L’incarico per il concordato e la pretesa creditoria
Un professionista aveva richiesto l’ammissione al passivo fallimentare per un credito di quasi 300mila euro, relativo all’assistenza fornita a una società poi fallita, nell’ambito di una procedura di concordato preventivo. La domanda è stata respinta, e la decisione è stata confermata dalla Corte di Cassazione con la sentenza n. 19174 depositata il 14.07.2025.
Attività svolta senza vantaggio per la massa
I giudici hanno ritenuto che le prestazioni rese non avessero prodotto alcuna utilità concreta. Il professionista, infatti, aveva omesso di vigilare sull’operato della società, consentendo pagamenti selettivi e non autorizzati per circa due milioni di euro in favore di alcuni creditori, in violazione del principio di parità di trattamento.

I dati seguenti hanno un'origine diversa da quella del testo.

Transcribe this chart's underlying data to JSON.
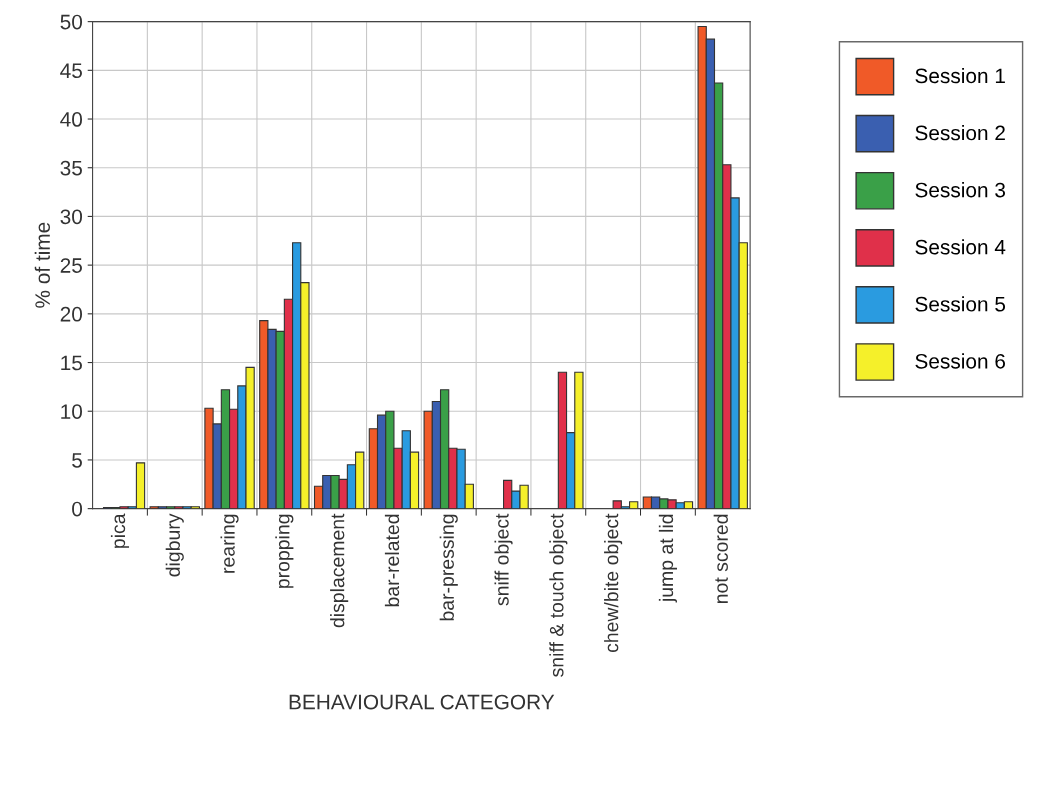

Violazioni gravi e inadempimento contrattuale
Secondo il tribunale, tali pagamenti, effettuati dopo il deposito della domanda di concordato e senza autorizzazione giudiziale, sono stati pregiudizievoli per la massa dei creditori. Il professionista, non avendo informato adeguatamente la società delle regole previste dall’art. 182-quinquies l.fall., è stato ritenuto gravemente inadempiente.
Diligenza e obblighi del professionista incaricato
Chi accetta l’incarico di assistere un’impresa nella predisposizione di una proposta di concordato ha l’obbligo di agire con la massima diligenza, nel rispetto delle disposizioni normative. La proposta deve essere non solo formalmente corretta, ma anche funzionale a ottenere l’ammissione e l’approvazione della procedura.
Prestazione priva di efficacia: niente compenso
La Cassazione ha ribadito che, pur non trattandosi di un’obbligazione di risultato, il diritto al compenso nasce solo in presenza di una prestazione concretamente idonea al raggiungimento dello scopo pattuito. Se, invece, l’attività risulta inefficace, dannosa o contraria alla legge, il compenso non è dovuto.
Imperizia e responsabilità
L’omessa informazione sul divieto di effettuare pagamenti concorsuali dopo il deposito della domanda è stata qualificata come imperizia grave, derivante da ignoranza delle norme fondamentali in materia fallimentare. L’eventuale coinvolgimento del cliente nelle scelte operative non esonera il professionista dalla responsabilità.
Conclusione: prestazione inadempiuta, credito escluso
Nel caso esaminato, la Corte ha concluso che l’obbligazione del professionista è rimasta totalmente inadempiuta e priva di effetti utili per il cliente. Di conseguenza, il credito vantato non può essere ammesso al passivo, essendo venuta meno la causa giustificatrice del compenso.